Le immagini degli spettacolari attacchi condotti da droni a lungo raggio e missili da crociera ucraini contro raffinerie di petrolio, impianti di lavorazione del gas e altre infrastrutture russe rappresentano un grave motivo d’imbarazzo per il Cremlino, sia all’interno sia all’esterno della Russia. Il numero crescente di video che mostrano enormi esplosioni e incendi nella parte europea del Paese sta incrinando l’immagine, sia esterna sia interna, della Russia come una delle maggiori potenze militari del mondo e della storia.

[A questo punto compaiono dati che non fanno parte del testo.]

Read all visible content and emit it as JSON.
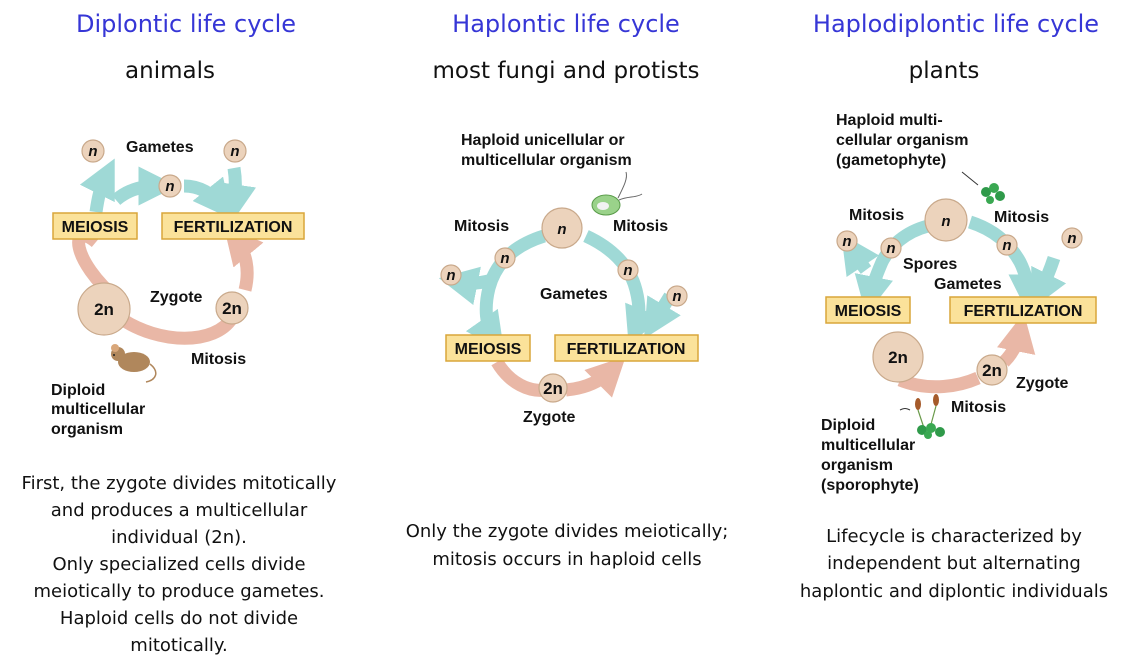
{
  "panels": [
    {
      "title": "Diplontic life cycle",
      "subtitle": "animals",
      "labels": {
        "gametes": "Gametes",
        "zygote": "Zygote",
        "mitosis": "Mitosis",
        "organism": [
          "Diploid",
          "multicellular",
          "organism"
        ]
      },
      "boxes": {
        "left": "MEIOSIS",
        "right": "FERTILIZATION"
      },
      "cells": {
        "haploid": "n",
        "diploid": "2n"
      },
      "description": [
        "First, the zygote divides mitotically",
        "and produces a multicellular",
        "individual (2n).",
        "Only specialized cells divide",
        "meiotically to produce gametes.",
        "Haploid cells do not divide",
        "mitotically."
      ]
    },
    {
      "title": "Haplontic life cycle",
      "subtitle": "most fungi and protists",
      "labels": {
        "organism": [
          "Haploid  unicellular  or",
          "multicellular  organism"
        ],
        "mitosis": "Mitosis",
        "gametes": "Gametes",
        "zygote": "Zygote"
      },
      "boxes": {
        "left": "MEIOSIS",
        "right": "FERTILIZATION"
      },
      "cells": {
        "haploid": "n",
        "diploid": "2n"
      },
      "description": [
        "Only the zygote divides meiotically;",
        "mitosis occurs in haploid cells"
      ]
    },
    {
      "title": "Haplodiplontic life cycle",
      "subtitle": "plants",
      "labels": {
        "gametophyte": [
          "Haploid multi-",
          "cellular organism",
          "(gametophyte)"
        ],
        "mitosis": "Mitosis",
        "spores": "Spores",
        "gametes": "Gametes",
        "zygote": "Zygote",
        "sporophyte": [
          "Diploid",
          "multicellular",
          "organism",
          "(sporophyte)"
        ]
      },
      "boxes": {
        "left": "MEIOSIS",
        "right": "FERTILIZATION"
      },
      "cells": {
        "haploid": "n",
        "diploid": "2n"
      },
      "description": [
        "Lifecycle is characterized by",
        "independent but alternating",
        "haplontic and diplontic individuals"
      ]
    }
  ],
  "colors": {
    "title": "#3636d6",
    "haploid_arrow": "#9fd9d6",
    "diploid_arrow": "#e9b7a6",
    "box_fill": "#fbe29a",
    "cell_fill": "#ecd3bc"
  }
}
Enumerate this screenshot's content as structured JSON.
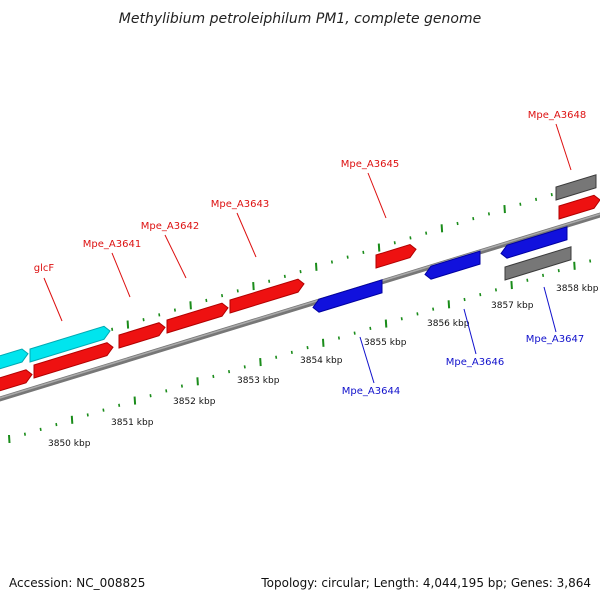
{
  "title": "Methylibium petroleiphilum PM1, complete genome",
  "footer": {
    "accession": "Accession: NC_008825",
    "stats": "Topology: circular; Length: 4,044,195 bp; Genes: 3,864"
  },
  "colors": {
    "forward_gene": "#ee1111",
    "reverse_gene": "#1111dd",
    "rna_gene": "#00e5ee",
    "other_gene": "#777777",
    "tick": "#1a8c1a",
    "backbone": "#888888",
    "forward_label": "#dd1111",
    "reverse_label": "#1111cc"
  },
  "ticks": [
    {
      "label": "3850 kbp"
    },
    {
      "label": "3851 kbp"
    },
    {
      "label": "3852 kbp"
    },
    {
      "label": "3853 kbp"
    },
    {
      "label": "3854 kbp"
    },
    {
      "label": "3855 kbp"
    },
    {
      "label": "3856 kbp"
    },
    {
      "label": "3857 kbp"
    },
    {
      "label": "3858 kbp"
    }
  ],
  "genes": [
    {
      "name": "",
      "strand": "forward",
      "kind": "cds"
    },
    {
      "name": "glcF",
      "strand": "forward",
      "kind": "rna"
    },
    {
      "name": "",
      "strand": "forward",
      "kind": "cds"
    },
    {
      "name": "",
      "strand": "forward",
      "kind": "cds"
    },
    {
      "name": "Mpe_A3641",
      "strand": "forward",
      "kind": "cds"
    },
    {
      "name": "Mpe_A3642",
      "strand": "forward",
      "kind": "cds"
    },
    {
      "name": "Mpe_A3643",
      "strand": "forward",
      "kind": "cds"
    },
    {
      "name": "Mpe_A3644",
      "strand": "reverse",
      "kind": "cds"
    },
    {
      "name": "Mpe_A3645",
      "strand": "forward",
      "kind": "cds"
    },
    {
      "name": "Mpe_A3646",
      "strand": "reverse",
      "kind": "cds"
    },
    {
      "name": "Mpe_A3647",
      "strand": "reverse",
      "kind": "cds"
    },
    {
      "name": "",
      "strand": "other",
      "kind": "pseudo"
    },
    {
      "name": "Mpe_A3648",
      "strand": "other",
      "kind": "pseudo"
    },
    {
      "name": "",
      "strand": "forward",
      "kind": "cds"
    }
  ]
}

Ancor più del danno d’immagine subito da Mosca, a fare la differenza sono i risultati materiali sempre più evidenti della molteplicità di successi ottenuti dalle forze armate ucraine nelle retrovie russe. Fino a poche settimane fa non era del tutto chiaro quale fosse la logica, la portata e l’efficacia della nuova strategia ucraina di attacchi a lungo raggio contro le infrastrutture energetiche e, più in generale, economiche della Russia. Da diversi mesi esisteva una documentazione visiva di attacchi ucraini sempre più profondi e precisi contro obiettivi militari e industriali nell’entroterra russo. Eppure, fino a poco tempo fa prevaleva l’idea che, per quanto spettacolari sul piano visivo, questi successi costituissero soltanto punture di spillo per una Russia così potente. Considerate le dimensioni, la diffusione sul territorio, la solidità, la capacità di riparazione e le ridondanze del vasto sistema russo di raffinazione, trasporto e stoccaggio dei carburanti, si riteneva che le «sanzioni a lungo raggio» ucraine difficilmente avrebbero cambiato il corso della guerra.